"Kasus ini menunjukkan hukum sudah terbeli dan tidak ada lagi panutan di negeri ini," katanya kepada Antara di Jakarta, Kamis dini hari.
Dikatakan, MK sebagai lembaga tinggi negara yang diharapkan menjadi garda terdepan pengawal tertinggi konstitusi pun tidak bisa diharapkan lagi.
Ia menambahkan negeri ini seperti sudah tidak punya harapkan untuk menegakan hukum dan konstitusinya.
"Tiga tahun lalu pakar hukum tata negara Refli Harun pernah membongkar suap menyuap di MK. Saat itu banyak orang yg mencibirkan dan memaki Refly," katanya.
Selain itu, kata dia, adanya penangkapan itu menunjukkan bahwa mafia dan praktik mafia sudah masuk begitu jauh dalam kehidupan elit dan pejabat tinggi negara.
Terlepas dari hal itu, IPW tetap memberi apresiasi kepada para penyidik polri yang bekerja di KPK yang sudah berani dan bersikap profesional melakukan operasi tangkap tangan terhadap ketua MK.
Operasi tersebut menunjukkan sikap konsisten para penyidik polri di KPK dalam memberantas korupsi dan melakukan penegakan supremasi hukum.
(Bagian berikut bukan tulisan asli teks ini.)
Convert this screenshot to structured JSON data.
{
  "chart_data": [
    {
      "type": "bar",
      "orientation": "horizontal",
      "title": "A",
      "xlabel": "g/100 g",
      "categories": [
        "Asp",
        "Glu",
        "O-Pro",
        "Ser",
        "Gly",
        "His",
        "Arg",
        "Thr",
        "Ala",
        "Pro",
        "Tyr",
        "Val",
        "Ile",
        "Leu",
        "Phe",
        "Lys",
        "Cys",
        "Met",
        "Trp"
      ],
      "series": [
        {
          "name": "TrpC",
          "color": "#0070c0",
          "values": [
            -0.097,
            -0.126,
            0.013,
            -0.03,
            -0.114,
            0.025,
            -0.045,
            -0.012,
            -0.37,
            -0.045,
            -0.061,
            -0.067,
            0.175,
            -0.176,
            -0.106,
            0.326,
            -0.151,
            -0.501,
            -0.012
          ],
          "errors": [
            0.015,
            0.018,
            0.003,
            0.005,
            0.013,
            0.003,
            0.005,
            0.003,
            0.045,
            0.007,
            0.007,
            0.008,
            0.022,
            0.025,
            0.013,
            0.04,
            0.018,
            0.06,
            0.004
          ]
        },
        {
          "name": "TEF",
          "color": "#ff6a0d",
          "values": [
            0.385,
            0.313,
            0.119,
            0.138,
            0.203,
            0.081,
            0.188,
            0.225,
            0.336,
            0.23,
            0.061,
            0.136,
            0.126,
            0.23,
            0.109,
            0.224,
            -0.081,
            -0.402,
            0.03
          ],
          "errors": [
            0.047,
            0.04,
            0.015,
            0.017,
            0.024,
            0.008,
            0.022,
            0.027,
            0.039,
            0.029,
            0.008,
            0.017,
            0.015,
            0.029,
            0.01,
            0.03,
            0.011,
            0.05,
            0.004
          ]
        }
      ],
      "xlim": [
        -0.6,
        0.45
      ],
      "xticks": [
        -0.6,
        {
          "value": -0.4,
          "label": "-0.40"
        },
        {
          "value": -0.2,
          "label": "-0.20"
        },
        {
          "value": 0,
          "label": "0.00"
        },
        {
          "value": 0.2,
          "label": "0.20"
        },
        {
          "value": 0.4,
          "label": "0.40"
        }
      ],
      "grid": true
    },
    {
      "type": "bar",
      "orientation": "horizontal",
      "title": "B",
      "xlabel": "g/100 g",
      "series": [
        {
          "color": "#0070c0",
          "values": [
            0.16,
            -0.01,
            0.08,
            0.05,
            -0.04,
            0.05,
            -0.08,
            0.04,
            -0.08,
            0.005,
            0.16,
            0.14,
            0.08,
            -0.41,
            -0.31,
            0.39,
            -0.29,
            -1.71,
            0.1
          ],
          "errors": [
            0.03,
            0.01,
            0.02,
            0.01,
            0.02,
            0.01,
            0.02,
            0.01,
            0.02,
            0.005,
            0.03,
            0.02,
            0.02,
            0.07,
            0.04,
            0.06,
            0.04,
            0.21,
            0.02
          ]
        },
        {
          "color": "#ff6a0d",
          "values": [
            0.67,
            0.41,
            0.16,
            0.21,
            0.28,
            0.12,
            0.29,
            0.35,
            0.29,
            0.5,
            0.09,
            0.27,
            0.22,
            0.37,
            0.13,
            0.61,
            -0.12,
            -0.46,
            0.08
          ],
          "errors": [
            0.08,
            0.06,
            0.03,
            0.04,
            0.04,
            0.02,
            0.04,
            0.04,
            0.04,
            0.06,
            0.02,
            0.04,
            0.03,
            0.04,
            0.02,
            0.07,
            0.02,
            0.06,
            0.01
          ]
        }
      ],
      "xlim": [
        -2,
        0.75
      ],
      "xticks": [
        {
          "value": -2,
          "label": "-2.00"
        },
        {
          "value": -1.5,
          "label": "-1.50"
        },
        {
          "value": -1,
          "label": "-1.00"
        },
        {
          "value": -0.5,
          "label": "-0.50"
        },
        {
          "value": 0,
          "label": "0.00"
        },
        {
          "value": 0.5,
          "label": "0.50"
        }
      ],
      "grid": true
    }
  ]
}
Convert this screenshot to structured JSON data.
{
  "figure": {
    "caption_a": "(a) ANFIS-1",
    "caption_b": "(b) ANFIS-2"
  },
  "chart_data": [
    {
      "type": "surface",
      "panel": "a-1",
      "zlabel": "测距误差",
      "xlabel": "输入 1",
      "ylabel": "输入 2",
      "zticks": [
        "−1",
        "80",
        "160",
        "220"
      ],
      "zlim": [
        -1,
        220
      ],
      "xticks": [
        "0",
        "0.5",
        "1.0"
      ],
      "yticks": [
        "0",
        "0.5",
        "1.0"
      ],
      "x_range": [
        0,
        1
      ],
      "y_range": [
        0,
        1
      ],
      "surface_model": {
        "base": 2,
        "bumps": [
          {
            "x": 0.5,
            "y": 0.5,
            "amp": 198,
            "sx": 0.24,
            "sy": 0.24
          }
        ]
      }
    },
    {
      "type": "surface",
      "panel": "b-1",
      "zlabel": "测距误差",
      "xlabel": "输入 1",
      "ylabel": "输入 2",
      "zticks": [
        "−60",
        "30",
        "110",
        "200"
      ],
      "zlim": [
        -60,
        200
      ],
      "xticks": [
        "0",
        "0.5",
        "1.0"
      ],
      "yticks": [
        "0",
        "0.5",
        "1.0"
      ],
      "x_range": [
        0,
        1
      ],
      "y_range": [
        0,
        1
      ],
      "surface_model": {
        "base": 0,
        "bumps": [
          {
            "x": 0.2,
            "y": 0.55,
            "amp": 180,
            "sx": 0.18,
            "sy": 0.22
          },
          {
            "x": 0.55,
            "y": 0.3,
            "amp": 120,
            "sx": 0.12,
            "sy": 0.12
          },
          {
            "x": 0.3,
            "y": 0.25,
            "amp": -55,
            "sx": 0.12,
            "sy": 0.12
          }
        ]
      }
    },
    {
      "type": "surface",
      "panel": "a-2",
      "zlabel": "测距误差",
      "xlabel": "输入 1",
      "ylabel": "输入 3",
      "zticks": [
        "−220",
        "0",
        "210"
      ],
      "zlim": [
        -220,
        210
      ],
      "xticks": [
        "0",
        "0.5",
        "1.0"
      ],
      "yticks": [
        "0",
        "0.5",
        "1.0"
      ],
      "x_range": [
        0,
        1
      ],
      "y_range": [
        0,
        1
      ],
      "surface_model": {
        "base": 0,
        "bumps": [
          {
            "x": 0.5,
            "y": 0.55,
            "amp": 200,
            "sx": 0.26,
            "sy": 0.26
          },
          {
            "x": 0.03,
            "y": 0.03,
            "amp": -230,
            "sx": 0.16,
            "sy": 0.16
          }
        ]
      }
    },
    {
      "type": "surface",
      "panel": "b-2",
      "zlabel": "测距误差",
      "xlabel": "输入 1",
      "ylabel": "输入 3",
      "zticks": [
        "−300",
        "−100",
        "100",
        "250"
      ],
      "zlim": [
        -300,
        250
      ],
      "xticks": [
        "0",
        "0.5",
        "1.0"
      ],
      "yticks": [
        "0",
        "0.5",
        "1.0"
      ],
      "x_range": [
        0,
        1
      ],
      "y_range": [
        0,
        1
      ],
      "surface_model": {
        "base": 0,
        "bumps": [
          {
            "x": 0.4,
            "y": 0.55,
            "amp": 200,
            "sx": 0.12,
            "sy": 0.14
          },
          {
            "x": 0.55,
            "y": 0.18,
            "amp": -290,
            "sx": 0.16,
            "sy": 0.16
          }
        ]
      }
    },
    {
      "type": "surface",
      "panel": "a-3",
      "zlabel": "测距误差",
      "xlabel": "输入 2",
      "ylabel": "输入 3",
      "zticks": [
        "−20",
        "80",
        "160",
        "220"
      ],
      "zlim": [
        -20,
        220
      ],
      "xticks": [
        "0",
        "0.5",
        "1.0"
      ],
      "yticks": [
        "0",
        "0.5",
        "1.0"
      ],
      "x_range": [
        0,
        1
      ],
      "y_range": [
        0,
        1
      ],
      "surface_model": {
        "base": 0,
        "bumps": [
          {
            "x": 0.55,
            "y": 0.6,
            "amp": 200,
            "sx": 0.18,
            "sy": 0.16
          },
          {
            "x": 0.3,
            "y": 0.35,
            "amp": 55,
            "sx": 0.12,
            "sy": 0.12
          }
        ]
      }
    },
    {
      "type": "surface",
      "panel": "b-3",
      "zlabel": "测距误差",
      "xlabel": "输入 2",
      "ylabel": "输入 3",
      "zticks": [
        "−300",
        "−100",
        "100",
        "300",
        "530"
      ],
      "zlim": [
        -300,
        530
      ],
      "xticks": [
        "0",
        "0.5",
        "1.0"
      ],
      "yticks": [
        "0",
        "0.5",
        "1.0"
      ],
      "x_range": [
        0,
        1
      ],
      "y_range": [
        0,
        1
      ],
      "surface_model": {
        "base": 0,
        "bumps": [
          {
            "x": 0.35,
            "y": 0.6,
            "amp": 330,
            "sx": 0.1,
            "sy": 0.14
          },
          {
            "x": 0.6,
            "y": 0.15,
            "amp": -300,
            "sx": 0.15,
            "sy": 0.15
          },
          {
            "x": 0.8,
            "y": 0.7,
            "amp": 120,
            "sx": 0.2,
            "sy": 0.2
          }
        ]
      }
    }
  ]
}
"IPW berharap kasus ini menjadi tonggak bagi para penyidik polisi dan KPK untuk melakukan operasi tangkap tangan lagi di lembaga-lembaga tinggi negara agar ada efek jera bagi para pejabat yang hendak bermain-main dengan korupsi," katanya.
Sebelumnya, Komisi Pemberantasan Korupsi menangkap Ketua Mahkamah Konstitusi berinisial AM yang diduga menerima uang terkait sengketa Pemilihan Kepala Daerah (Pilkada) Kabupaten Gunung Mas, Kalimantan Tengah.
"Penyidik menangkap tangan beberapa orang di kompleks Widya Chandra, dengan inisial AM, CHN, dan CN," kata Juru Bicara Komisi Pemberantasan Korupsi (KPK) Johan Budi, dalam jumpa pers di Gedung KPK, Jakarta, Kamis dini hari.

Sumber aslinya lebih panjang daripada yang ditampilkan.